According to H4c, a competitor orientation may also lead to routinization traps
because of its strong cost and efficiency focus, tendency toward imitative learning from competitors, and prioritization of threats to legitimacy. However, network learning may reduce or even sever this link. Network learning may broaden competitor-oriented firms’
narrow competitor focus and supplement it with a broader external orientation (Slater and Narver 1995). Network partners’ experiences with different new NPD routines may help the firm reduce any uncertainty toward the potential cost and benefit of experimentation in NPD efforts (Luo 2003). Successful examples of different new NPD routines in other industries may discourage the competitor-mimetic learning tendency in competitor-oriented firms. Furthermore, a wider conception of legitimacy and industry norms may motivate firms to follow the steps of partners outside the proximate industry environment and enable a firm to introduce radical new NPD routines to the industry.

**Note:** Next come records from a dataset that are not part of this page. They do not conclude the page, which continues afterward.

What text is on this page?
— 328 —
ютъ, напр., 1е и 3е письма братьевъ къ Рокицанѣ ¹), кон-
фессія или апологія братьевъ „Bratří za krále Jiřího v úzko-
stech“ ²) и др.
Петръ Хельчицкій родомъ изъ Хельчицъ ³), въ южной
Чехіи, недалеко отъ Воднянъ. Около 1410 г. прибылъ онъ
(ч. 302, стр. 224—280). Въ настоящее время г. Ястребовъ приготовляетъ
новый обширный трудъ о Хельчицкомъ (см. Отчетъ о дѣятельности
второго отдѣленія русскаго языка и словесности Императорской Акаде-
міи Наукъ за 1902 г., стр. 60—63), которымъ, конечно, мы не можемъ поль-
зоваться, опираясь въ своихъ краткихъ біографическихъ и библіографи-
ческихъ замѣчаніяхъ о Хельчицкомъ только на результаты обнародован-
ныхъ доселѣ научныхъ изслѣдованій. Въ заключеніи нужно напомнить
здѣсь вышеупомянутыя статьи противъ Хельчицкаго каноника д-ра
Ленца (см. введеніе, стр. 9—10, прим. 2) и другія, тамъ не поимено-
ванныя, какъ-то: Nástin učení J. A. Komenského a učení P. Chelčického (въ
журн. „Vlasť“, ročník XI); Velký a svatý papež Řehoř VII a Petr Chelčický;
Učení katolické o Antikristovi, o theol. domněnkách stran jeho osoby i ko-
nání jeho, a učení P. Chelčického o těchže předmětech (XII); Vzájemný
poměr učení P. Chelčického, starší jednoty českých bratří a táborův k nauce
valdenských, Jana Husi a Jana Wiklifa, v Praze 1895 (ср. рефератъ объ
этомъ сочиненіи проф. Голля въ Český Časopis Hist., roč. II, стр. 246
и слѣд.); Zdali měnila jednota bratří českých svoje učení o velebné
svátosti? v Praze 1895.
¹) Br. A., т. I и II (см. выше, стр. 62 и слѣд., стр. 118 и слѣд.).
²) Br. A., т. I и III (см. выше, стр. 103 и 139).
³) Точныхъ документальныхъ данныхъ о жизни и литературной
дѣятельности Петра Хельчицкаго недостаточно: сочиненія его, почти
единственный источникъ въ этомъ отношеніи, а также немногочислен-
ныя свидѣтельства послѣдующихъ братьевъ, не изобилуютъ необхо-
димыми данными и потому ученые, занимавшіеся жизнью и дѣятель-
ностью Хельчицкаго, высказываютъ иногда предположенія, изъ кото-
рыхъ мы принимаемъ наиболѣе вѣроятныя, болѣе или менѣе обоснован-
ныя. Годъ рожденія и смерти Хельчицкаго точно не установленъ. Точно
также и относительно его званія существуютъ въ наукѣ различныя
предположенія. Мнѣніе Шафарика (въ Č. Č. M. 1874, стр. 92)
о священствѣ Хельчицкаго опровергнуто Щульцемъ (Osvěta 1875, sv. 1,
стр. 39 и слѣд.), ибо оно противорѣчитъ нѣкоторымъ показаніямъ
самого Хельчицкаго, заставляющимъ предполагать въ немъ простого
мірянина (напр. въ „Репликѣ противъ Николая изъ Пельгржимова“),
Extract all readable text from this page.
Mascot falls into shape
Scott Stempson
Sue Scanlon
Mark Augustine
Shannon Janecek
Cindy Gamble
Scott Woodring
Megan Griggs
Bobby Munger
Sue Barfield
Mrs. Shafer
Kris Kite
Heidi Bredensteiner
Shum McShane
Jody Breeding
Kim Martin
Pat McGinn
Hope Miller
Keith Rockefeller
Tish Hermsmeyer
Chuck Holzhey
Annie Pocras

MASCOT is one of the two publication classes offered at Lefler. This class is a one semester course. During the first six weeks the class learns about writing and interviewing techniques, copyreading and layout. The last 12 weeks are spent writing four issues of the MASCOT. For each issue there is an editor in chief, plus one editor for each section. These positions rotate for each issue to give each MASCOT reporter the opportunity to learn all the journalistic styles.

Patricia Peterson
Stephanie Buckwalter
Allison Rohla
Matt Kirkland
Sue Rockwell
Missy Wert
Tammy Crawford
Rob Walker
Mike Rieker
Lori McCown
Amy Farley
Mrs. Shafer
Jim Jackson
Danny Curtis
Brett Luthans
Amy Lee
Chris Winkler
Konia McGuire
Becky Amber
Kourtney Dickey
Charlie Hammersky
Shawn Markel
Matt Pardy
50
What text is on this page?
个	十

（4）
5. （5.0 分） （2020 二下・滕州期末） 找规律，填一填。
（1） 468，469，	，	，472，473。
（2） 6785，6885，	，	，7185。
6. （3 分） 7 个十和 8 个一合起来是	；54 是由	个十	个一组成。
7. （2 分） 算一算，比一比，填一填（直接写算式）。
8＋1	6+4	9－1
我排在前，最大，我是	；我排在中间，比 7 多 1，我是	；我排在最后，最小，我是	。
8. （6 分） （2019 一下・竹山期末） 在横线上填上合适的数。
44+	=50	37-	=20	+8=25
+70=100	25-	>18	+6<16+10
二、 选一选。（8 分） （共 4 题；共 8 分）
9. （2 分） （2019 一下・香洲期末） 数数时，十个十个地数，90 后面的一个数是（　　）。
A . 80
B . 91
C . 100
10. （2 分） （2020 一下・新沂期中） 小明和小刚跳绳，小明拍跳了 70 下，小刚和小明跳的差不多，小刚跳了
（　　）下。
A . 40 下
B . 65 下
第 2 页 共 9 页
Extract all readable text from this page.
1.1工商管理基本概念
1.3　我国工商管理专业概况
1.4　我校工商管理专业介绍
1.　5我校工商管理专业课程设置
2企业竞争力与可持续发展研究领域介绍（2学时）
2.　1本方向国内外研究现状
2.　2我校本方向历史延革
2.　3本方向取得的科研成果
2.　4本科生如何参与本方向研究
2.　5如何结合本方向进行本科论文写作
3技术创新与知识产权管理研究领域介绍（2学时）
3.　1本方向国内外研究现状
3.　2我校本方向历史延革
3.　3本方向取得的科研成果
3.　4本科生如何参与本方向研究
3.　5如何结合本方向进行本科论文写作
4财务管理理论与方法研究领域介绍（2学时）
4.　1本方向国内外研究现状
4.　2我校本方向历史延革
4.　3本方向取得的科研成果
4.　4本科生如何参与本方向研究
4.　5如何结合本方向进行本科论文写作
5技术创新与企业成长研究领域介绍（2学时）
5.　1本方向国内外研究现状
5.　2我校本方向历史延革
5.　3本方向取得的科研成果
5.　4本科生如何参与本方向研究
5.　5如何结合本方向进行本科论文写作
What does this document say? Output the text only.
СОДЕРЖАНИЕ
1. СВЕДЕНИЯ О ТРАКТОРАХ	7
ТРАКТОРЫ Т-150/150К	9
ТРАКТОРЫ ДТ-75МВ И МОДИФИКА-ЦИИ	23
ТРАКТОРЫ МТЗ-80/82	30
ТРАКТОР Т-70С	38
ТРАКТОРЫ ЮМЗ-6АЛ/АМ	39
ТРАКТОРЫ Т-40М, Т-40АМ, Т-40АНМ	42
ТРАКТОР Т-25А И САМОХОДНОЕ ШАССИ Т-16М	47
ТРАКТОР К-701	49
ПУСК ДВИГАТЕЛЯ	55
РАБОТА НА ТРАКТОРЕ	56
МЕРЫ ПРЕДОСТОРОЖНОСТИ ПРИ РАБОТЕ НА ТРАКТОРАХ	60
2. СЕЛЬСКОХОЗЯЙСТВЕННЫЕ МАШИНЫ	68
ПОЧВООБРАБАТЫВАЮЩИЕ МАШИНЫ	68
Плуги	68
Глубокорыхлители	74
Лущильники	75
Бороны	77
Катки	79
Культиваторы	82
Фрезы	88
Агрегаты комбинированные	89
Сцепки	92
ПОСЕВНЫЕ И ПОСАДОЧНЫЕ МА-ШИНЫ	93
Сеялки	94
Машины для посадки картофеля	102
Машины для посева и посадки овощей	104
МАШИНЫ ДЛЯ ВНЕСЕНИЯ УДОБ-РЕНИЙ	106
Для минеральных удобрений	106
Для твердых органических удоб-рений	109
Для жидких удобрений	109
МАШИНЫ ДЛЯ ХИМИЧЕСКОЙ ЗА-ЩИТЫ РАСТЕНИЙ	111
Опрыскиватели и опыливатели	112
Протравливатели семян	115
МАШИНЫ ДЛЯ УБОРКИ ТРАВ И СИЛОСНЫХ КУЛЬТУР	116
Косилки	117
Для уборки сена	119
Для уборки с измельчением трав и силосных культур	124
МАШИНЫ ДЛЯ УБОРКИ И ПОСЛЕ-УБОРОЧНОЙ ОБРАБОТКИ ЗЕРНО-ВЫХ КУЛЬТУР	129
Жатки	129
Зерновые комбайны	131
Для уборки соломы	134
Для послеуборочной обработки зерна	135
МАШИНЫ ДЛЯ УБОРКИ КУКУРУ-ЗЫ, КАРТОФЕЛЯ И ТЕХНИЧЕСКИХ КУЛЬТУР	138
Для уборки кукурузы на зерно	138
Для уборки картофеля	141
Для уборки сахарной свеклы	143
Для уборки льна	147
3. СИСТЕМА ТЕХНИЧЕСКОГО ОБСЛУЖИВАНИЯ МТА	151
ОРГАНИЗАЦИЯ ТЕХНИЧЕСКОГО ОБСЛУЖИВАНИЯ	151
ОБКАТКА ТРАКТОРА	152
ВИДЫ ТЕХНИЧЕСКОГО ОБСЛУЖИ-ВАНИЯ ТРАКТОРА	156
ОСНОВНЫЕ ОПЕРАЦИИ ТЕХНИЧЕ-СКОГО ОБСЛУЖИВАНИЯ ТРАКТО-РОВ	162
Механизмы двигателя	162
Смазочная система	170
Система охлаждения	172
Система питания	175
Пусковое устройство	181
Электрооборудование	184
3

According to H5c, a strong focus on interfunctional coordination may also lead to
routinization traps because of its internal orientation and pressures to avoid sources of conflict that encourage the use of familiar NPD routines. However, network learning
supplements the internal orientation of a focus on interfunctional coordination with a broader external orientation (Yli-Renko, Autio, and Sapienza 2001). Network partners may provide good examples of how cross-functional teams can be effectively coordinated in firms using different NPD processes. This kind of partnership help firms codify the coordination process of how cross-functional teams in successful learning partners in other industries reduce groupthink and enhance communication in challenging new NPD projects. In this situation, firms with a strong focus on interfunctional coordination are more likely to keep their NPD procedures updated and flexible over time.
For these reasons, I argue:
H11c: A firm’s network learning weakens the positive relationship between MO
and routinization traps in its NPD processes.